By Tom Ballard, Chief Alliance Officer, PYA
The start of a new month comes with an important announcement from Knoxville’s 4M Carbon Fiber Corporation.
Rob Klawonn, a well-known executive in the carbon fiber and composites sector, assumes the role of Chief Executive Officer, succeeding Josh Kimmel who has held the position for about a year. Kimmel will continue to serve as the Company’s President and will also sit on the corporation’s board of directors.
The appointment of Klawonn, an executive for more than a decade at Toho Tenax America and President and board member since 2008, is the latest move in a strategic pivot by 4M Carbon Fiber that had originally planned to manufacture equipment to produce carbon fiber using a technology co-developed by RMX Technologies LLC and Oak Ridge National Laboratory (ORNL). 4M Carbon Fiber has an exclusive license to the process.
“We’re now going to stand up carbon fiber production using our own technology,” Rodney Grubb, Chairman and Chief Operating Officer of 4M Carbon Fiber, told us in a recent interview. “We can produce carbon fiber three times faster than conventional processes, use 75 percent less energy, and make a better fiber.”
Those who know the University of Tennessee alum and long-time project management executive would probably agree that Grubb is always enthusiastic, upbeat and optimistic, but those characteristics were particularly on display during our recent interview with him – the first in about a year and one-half.
“Our goal is to stand up six carbon fiber production lines in the next six years,” he said.
When we last talked extensively with Grubb about 18 months ago for this teknovation.biz article, he was focused on securing funding for a 175-ton oxidation oven.
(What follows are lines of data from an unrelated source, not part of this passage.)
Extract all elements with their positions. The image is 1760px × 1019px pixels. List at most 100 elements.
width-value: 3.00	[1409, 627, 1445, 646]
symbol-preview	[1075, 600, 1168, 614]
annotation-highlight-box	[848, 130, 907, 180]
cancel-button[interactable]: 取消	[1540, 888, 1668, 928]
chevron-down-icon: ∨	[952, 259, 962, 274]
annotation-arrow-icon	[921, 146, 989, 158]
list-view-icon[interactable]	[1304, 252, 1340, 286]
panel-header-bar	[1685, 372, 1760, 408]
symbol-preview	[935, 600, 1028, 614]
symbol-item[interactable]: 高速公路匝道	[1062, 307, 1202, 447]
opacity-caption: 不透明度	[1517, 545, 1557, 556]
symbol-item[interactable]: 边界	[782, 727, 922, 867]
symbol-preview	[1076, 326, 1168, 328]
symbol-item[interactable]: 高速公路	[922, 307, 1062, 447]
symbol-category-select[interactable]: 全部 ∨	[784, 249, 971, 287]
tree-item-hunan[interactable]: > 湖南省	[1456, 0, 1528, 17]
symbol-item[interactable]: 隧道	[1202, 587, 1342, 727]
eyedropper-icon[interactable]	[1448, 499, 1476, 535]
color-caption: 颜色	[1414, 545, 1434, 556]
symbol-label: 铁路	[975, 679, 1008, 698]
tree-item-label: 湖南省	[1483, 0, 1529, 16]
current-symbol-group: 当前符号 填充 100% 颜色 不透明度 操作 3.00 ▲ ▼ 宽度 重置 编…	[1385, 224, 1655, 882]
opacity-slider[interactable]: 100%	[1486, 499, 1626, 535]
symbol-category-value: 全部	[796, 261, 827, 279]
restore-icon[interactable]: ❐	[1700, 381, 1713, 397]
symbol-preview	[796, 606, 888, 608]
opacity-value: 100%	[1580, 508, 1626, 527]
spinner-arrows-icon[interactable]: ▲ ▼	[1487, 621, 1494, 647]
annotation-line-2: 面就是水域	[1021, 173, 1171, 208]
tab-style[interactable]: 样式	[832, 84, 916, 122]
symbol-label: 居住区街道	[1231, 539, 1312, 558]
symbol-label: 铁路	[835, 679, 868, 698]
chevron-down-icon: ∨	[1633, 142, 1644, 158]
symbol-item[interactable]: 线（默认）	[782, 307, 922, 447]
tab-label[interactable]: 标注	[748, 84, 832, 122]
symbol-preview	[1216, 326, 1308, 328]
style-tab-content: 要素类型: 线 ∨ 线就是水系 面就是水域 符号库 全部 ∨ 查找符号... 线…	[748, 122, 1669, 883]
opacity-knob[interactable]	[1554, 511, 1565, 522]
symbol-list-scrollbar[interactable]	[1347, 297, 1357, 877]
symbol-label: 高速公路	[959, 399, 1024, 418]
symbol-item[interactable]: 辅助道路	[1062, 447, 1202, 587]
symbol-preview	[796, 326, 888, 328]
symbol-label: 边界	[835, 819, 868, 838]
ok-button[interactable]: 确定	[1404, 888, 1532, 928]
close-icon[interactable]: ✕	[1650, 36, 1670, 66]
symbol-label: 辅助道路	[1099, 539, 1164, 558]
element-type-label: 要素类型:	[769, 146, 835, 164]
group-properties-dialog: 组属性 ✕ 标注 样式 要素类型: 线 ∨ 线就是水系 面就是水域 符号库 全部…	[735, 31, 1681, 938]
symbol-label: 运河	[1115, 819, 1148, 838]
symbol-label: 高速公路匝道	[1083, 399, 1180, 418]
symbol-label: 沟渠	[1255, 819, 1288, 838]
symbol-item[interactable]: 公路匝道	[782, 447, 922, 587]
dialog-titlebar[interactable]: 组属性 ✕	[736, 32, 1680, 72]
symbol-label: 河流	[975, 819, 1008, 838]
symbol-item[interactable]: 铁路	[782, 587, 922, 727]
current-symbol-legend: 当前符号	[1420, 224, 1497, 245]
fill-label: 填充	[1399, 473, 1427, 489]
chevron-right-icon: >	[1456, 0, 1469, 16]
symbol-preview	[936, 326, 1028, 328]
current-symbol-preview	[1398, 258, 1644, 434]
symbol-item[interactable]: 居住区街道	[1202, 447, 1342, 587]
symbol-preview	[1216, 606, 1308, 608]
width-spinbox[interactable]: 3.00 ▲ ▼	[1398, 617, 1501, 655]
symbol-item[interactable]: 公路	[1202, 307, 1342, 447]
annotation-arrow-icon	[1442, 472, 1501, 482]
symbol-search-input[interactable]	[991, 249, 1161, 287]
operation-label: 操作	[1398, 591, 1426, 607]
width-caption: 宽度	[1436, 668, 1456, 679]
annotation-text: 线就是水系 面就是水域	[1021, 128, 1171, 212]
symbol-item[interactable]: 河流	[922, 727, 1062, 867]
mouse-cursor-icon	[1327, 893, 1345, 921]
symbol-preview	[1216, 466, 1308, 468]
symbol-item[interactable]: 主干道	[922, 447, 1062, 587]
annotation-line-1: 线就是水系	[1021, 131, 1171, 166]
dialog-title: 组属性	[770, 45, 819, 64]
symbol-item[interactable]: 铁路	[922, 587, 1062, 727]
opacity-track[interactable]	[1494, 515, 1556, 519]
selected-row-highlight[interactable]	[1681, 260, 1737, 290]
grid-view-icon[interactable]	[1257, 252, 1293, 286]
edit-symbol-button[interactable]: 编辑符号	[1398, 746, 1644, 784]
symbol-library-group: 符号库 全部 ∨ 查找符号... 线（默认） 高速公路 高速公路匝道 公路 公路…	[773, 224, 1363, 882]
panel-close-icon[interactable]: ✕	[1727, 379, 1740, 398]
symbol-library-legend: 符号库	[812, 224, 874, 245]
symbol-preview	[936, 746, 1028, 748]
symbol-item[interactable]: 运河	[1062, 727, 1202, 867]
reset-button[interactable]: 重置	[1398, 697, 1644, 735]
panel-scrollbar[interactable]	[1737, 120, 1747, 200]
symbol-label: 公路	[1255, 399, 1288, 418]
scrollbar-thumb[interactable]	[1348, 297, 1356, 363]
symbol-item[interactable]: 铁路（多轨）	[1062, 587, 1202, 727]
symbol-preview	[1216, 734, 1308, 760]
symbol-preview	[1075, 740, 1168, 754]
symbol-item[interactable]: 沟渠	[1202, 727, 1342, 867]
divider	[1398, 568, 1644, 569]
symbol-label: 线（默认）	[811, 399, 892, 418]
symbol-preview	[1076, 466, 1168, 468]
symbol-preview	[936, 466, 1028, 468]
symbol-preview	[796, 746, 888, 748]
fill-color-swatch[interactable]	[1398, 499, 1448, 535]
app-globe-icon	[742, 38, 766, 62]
The larger unit would allow RMX Technologies to finalize the design for 1,500-ton ovens, the size needed for widespread commercial deployment of the technology.
The plans at that time called for 4M Carbon Fiber to actually produce the ovens, incorporating the RMX Technologies process, and sell them to carbon fiber manufacturers who would produce the actual material – carbon fiber and oxidized PAN fiber.
What a difference a year or so makes in the life of a technology company.
In 2017, 4M Carbon Fiber completed a reverse merger with Woodland Holdings Corporation that allowed the former to position itself as a public entity, since Woodland regularly filed with U.S. Securities and Exchange Commission. 4M Carbon Fiber also raised a $2.3 million round of funding last fall.
As management met with investment bankers, Grubb says they learned something very important.
“Selling equipment is not as compelling a story as having a technology that changes the world,” he says.
4M Carbon Fiber, which has 75 shareholders, is in the midst of a $10 million bridge funding raise. Those funds will allow the company to build a 250-ton product demonstration line that Grubb says is 10 times the capacity of ORNL’s Carbon Fiber Technology Facility.
“It will allow us to run multiple precursors and recipes for customers,” he explains.
As far as the longer term, Grubb says 4M Carbon Fiber has engaged a local consultant to help it raise additional capital using Regulation A+ of the JOBS Act, officially known as the “Jumpstart Our Business Start-ups Act.” That individual was instrumental in taking the first company public using the Reg A+ provision on the NASDAQ.
If all goes well, Grubb says 4M Carbon Fiber will do its initial public offering later this year or in early 2019.
Meanwhile, RMX Technologies will continue to be an R&D enterprise.
“It’s all about technology development and commercialization,” Grubb says, adding that the oxidation process that 4M Carbon Fiber has licensed is just the first of several atmospheric plasma technologies that RMX Technologies is developing.
As noted in this recent teknovation.biz post, Truman Bonds is now Chief Technology Officer at 4M Carbon Fiber, a critical role as the company builds the lines using the plasma oxidation technology. He also serves as President of RMX Technologies.